Is this all very big for Boston?

From a skyline perspective, Boston has traditionally had what is called the “High Spine;” the Back Bay has several high-rise buildings, one of which is designed by Cobb, the John Hancock building, and the Prudential Towers. So the new Four Seasons will be a third addition to the High Spine, and when it opens, it will be one of the few cities in the world—along with London, Shanghai, Istanbul, Los Angeles—with two Four Seasons. Plus, there's a level of finishing and design that's quite unlike anything every built in Boston. Thierry Despont is doing the interiors. We financed it with almost a billion dollars of capital, mostly foreign.

A model of the new Four Seasons tower in Boston.

A model of the new Four Seasons tower in Boston.

 

Obama appointed you to the President’s Export Council. How did that come about?

I've been active in government stuff for a number of years. President Obama asked me to come on the Export Council primarily to help with tourism issues. Foreign tourism is an export. We work on visa policy and try to give him recommendations on aspects of travel and tourism. I don't get paid anything.

Do you have a decision-making philosophy?

Do it right, do it once. And associate with the best people. Don't cut corners.

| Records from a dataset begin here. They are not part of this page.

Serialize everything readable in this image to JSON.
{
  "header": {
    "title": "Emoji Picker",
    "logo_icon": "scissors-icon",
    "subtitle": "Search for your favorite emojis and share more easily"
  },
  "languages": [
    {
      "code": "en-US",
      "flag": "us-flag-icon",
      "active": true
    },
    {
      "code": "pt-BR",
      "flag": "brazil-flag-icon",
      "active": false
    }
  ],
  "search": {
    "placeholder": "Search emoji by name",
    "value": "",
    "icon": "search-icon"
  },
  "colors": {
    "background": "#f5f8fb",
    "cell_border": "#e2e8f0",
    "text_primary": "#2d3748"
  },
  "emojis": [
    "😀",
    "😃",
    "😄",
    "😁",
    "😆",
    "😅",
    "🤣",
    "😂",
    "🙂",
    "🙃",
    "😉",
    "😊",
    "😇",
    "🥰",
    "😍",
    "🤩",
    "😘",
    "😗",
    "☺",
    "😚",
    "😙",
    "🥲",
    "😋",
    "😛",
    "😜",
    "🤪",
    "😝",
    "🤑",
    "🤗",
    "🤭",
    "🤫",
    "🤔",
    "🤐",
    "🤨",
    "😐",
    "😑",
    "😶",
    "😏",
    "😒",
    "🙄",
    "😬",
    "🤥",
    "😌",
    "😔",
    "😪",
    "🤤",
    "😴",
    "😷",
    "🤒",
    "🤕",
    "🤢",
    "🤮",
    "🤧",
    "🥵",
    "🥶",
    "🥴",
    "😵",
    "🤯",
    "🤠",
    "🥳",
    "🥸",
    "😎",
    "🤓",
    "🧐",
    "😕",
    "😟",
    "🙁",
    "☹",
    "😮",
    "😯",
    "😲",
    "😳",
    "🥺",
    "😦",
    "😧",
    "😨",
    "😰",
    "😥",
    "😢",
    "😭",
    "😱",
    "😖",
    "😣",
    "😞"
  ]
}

Most developers cut every corner they can, and they regret it later.

What’s an example of a developer cutting a corner?

They cheapen the buildings, with lousy ceiling heights, or not-great environmental policies. We hire the topnotch designers. We’ve developed in the past some moderate-priced hotels and other things, and we inherently don't do very well at it. We're not good at a cookie-cutter product.

Is there a certain mindset or philosophy to which you attribute your success?

We do business with people we know and trust and like, and we don’t do things for money alone.

What was your first job?

In college, I was a ski racer, and then I was a ski coach. I was in the U.S. army after college, but I was not exactly a war hero. Then I became a ski coach at Harvard. I don't think I got paid. My first job in real estate was a broker doing rental leasing—I did it in the off-season. One deal leads to the next and you just keep going. And I still ski like a madman. 

What advice would you give someone starting his or her career?

Work hard. Try and see the big picture. Have good lawyers. Be well-informed about everything. Read incessantly. Understand the economy. Understand what other people need. If I don't like somebody, I don't work with him or her. To be successful—and I’m a nut case in this regard—there must be no difference between work and play.